Indonesia’s high dependency on cash-based transactions along with low financial penetration rate serve as untapped opportunity areas for fintech players to explore. As of 2014, only 36% of the adult Indonesian population had bank accounts. Additionally, 89.7% of all transactions are still conducted in cash. Fintech players have gradually started leveraging these opportunity areas by expanding services with introduction of various start-ups offering a range of online financial products. As of 2016, the country hosted around 140 independent start-ups, an improvement from just a handful a few years ago, representing a steady growth of the industry. Some of the prominent players of the industry include HaloMoney, Cekaja, and Kartuku, among others.

EOS Perspective

Fintech is the answer to the need for a more secure, fast, and practical financial processing system. It has the potential to transform Indonesia’s financial industry by creating a paradigm shift in the way financial services sector operates. However, certain measures need to be taken to realize its full potential.
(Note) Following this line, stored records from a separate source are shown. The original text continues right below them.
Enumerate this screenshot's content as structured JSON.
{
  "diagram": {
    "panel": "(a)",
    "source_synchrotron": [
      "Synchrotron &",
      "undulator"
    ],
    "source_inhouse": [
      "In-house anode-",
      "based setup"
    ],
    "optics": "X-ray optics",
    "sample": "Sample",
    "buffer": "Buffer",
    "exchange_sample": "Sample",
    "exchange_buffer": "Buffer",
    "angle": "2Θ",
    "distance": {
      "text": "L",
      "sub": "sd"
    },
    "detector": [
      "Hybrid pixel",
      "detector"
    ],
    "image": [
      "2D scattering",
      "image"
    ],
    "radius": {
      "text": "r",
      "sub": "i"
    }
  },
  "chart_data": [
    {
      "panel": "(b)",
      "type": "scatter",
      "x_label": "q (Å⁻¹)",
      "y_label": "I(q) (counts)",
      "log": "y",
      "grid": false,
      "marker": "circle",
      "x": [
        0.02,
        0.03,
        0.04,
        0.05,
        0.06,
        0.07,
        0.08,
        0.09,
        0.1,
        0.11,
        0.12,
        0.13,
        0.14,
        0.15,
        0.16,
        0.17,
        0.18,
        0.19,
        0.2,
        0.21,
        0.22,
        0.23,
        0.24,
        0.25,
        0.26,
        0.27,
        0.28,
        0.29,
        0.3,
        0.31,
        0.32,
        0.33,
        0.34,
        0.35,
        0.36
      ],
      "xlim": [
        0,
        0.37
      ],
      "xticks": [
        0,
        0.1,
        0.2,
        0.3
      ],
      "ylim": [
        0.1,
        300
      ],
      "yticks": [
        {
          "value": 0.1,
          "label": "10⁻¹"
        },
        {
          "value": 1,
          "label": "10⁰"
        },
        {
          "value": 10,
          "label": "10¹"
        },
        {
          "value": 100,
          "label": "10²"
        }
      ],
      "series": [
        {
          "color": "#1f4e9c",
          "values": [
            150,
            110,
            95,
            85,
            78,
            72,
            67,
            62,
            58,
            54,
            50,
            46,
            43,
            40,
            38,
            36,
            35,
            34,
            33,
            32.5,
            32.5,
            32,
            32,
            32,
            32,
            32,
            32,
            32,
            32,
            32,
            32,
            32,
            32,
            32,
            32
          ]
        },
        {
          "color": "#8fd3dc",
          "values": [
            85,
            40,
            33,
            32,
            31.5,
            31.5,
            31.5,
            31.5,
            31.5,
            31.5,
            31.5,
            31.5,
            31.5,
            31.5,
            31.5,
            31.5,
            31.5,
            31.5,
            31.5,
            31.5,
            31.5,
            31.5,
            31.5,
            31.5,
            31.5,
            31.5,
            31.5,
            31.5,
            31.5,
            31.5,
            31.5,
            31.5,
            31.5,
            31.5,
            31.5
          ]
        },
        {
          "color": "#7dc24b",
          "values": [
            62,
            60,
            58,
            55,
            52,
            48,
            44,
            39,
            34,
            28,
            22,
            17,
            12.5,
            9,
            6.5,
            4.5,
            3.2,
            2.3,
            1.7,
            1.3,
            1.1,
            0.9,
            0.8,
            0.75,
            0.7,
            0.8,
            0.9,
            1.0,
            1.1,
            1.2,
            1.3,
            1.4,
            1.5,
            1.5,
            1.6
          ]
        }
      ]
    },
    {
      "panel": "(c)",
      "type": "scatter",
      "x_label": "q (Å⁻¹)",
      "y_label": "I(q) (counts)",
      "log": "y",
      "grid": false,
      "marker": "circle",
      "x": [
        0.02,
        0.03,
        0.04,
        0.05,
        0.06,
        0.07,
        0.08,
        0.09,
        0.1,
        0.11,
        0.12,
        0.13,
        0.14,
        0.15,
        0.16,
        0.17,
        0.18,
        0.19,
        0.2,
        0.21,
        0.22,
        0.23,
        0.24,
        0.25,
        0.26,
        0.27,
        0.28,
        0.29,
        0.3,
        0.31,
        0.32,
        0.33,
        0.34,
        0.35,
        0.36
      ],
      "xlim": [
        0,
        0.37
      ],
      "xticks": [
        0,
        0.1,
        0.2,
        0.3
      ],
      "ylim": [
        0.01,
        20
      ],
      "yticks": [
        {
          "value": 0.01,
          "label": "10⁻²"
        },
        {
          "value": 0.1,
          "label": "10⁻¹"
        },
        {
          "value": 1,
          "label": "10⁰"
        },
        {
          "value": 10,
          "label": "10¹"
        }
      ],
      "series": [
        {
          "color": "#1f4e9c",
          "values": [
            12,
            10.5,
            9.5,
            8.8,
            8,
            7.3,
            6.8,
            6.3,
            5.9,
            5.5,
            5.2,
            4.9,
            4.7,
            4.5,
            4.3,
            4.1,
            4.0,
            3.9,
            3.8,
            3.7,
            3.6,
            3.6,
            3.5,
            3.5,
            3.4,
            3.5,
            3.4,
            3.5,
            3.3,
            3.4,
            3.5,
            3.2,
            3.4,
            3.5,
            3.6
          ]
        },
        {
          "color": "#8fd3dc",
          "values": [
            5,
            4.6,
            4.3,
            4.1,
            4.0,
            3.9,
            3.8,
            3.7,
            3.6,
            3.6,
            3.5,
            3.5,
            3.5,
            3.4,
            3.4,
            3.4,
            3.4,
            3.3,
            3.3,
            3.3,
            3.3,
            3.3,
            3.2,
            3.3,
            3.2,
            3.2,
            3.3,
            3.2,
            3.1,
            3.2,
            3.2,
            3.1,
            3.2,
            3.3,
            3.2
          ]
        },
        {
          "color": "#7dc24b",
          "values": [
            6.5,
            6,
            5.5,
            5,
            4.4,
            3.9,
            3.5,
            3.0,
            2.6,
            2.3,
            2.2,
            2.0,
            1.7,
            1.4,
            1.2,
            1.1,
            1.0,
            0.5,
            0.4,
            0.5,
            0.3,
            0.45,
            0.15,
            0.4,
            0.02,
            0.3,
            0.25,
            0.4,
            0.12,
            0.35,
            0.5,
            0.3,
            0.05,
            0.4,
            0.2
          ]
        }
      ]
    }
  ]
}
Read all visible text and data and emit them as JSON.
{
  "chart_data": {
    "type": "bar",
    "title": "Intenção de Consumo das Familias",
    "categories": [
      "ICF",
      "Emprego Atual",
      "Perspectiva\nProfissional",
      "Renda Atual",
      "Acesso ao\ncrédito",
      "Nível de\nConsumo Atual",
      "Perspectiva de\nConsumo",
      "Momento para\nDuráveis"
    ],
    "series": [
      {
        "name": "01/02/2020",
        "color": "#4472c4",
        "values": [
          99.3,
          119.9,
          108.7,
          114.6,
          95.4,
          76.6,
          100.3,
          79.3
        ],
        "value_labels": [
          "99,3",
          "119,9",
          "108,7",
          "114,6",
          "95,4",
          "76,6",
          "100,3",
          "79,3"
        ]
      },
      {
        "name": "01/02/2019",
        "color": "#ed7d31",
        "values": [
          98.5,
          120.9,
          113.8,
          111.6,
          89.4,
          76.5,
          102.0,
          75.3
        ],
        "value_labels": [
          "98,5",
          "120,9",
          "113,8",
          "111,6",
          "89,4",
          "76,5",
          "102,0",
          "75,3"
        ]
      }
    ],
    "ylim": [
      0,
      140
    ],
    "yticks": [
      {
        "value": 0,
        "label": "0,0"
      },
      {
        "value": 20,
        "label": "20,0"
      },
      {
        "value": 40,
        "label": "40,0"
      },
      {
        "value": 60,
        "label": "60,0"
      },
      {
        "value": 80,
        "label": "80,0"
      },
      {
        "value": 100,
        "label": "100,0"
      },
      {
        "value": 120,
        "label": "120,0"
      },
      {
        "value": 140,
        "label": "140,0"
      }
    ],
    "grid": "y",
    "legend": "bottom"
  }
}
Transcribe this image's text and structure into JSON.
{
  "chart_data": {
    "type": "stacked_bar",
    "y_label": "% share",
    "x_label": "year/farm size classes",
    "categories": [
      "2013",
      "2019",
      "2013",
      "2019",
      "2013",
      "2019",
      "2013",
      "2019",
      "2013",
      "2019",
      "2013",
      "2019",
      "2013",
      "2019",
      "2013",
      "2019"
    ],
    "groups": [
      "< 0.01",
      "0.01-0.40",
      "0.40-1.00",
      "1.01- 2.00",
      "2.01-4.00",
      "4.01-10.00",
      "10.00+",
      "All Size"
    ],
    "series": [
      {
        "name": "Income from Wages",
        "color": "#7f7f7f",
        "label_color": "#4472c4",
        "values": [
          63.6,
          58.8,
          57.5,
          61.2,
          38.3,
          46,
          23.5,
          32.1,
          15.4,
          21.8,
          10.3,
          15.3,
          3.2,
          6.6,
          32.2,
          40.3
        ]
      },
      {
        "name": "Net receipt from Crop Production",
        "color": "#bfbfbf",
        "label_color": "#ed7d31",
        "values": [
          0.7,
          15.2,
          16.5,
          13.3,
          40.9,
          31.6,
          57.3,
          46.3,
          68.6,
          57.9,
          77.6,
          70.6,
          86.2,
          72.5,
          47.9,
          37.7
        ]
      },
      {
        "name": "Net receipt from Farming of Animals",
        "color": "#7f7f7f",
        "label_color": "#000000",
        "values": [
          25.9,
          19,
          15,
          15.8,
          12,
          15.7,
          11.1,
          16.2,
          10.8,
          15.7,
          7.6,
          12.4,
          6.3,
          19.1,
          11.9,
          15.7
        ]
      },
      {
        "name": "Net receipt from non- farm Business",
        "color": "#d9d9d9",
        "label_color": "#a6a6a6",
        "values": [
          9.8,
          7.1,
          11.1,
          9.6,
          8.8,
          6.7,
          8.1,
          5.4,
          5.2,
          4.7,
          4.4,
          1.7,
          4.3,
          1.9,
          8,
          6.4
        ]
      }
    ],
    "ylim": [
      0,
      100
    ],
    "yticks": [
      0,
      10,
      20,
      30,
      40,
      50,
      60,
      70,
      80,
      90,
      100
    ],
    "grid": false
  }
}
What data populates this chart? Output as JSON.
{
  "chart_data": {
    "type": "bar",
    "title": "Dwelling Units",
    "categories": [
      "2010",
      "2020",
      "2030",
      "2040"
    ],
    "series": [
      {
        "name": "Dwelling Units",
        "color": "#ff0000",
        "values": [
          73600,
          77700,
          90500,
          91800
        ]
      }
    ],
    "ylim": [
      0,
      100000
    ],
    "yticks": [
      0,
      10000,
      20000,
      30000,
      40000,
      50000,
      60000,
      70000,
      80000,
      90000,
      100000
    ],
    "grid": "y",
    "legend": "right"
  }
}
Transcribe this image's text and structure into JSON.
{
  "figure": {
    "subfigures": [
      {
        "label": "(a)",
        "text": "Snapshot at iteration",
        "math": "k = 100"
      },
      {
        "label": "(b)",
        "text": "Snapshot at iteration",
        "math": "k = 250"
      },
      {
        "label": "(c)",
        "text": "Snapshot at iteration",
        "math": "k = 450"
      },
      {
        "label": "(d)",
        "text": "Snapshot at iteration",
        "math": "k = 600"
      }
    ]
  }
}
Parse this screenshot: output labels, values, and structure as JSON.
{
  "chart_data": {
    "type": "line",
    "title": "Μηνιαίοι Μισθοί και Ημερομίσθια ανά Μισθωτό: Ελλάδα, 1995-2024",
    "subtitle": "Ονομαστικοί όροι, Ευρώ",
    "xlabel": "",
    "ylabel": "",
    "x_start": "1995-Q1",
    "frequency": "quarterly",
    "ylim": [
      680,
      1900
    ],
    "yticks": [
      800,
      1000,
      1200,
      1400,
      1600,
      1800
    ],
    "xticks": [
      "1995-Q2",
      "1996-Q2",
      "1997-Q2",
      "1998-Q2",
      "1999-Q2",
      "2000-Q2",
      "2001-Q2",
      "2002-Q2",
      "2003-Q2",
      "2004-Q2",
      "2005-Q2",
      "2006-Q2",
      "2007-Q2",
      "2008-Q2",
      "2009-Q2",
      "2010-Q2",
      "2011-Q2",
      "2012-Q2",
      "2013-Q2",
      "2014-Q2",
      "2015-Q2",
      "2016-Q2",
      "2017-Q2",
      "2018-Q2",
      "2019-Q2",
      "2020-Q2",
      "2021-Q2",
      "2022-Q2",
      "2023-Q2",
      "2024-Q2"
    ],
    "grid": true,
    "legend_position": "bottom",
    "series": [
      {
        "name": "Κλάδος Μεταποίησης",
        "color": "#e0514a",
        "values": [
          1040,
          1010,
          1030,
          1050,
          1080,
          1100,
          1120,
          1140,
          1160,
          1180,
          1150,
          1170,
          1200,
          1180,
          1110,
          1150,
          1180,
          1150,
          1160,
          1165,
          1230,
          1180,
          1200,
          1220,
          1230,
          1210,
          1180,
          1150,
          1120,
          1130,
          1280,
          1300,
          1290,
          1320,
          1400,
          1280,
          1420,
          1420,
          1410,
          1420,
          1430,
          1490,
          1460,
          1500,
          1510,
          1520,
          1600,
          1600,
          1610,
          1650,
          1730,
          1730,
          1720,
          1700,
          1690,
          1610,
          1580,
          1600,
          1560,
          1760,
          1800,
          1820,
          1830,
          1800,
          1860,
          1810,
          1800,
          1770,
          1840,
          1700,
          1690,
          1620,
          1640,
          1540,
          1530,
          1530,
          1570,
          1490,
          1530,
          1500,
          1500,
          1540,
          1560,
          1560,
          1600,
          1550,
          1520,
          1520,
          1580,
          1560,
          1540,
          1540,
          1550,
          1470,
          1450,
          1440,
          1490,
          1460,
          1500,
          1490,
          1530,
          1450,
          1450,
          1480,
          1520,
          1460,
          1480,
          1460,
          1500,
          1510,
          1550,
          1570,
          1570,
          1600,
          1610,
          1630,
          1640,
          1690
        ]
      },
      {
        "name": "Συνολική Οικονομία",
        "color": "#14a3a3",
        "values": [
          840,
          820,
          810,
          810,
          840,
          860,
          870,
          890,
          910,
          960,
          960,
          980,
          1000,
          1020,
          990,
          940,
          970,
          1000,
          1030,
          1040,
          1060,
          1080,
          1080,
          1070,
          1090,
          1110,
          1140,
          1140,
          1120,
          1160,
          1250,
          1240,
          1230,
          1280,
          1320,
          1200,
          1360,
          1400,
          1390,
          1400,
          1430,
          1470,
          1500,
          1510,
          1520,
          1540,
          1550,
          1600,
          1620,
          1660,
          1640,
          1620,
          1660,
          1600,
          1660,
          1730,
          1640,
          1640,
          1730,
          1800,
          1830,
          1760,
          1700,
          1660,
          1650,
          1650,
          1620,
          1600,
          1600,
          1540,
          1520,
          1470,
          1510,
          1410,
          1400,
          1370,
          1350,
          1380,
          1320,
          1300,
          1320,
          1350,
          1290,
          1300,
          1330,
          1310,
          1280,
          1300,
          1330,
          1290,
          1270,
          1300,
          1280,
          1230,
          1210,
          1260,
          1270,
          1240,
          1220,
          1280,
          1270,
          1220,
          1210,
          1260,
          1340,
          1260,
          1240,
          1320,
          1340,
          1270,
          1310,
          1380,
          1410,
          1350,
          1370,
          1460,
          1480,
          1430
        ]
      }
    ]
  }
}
In order to cultivate skilled personnel, the government should collaborate with universities across the country and promote fintech courses to develop the required skill set among people. Additionally, the government should encourage the association between conventional financial institutions and fintech companies to promote collaborative training and communication, which could help to improve financial education among players in the market. The association would also help both parties to improve their own areas of expertise.

Fintech industry has slowly started changing the way financial services are being accessed in Indonesia. Gradual yet steady on-going efforts to overcome hurdles are likely to result in a larger population enjoying benefits of digital financial services.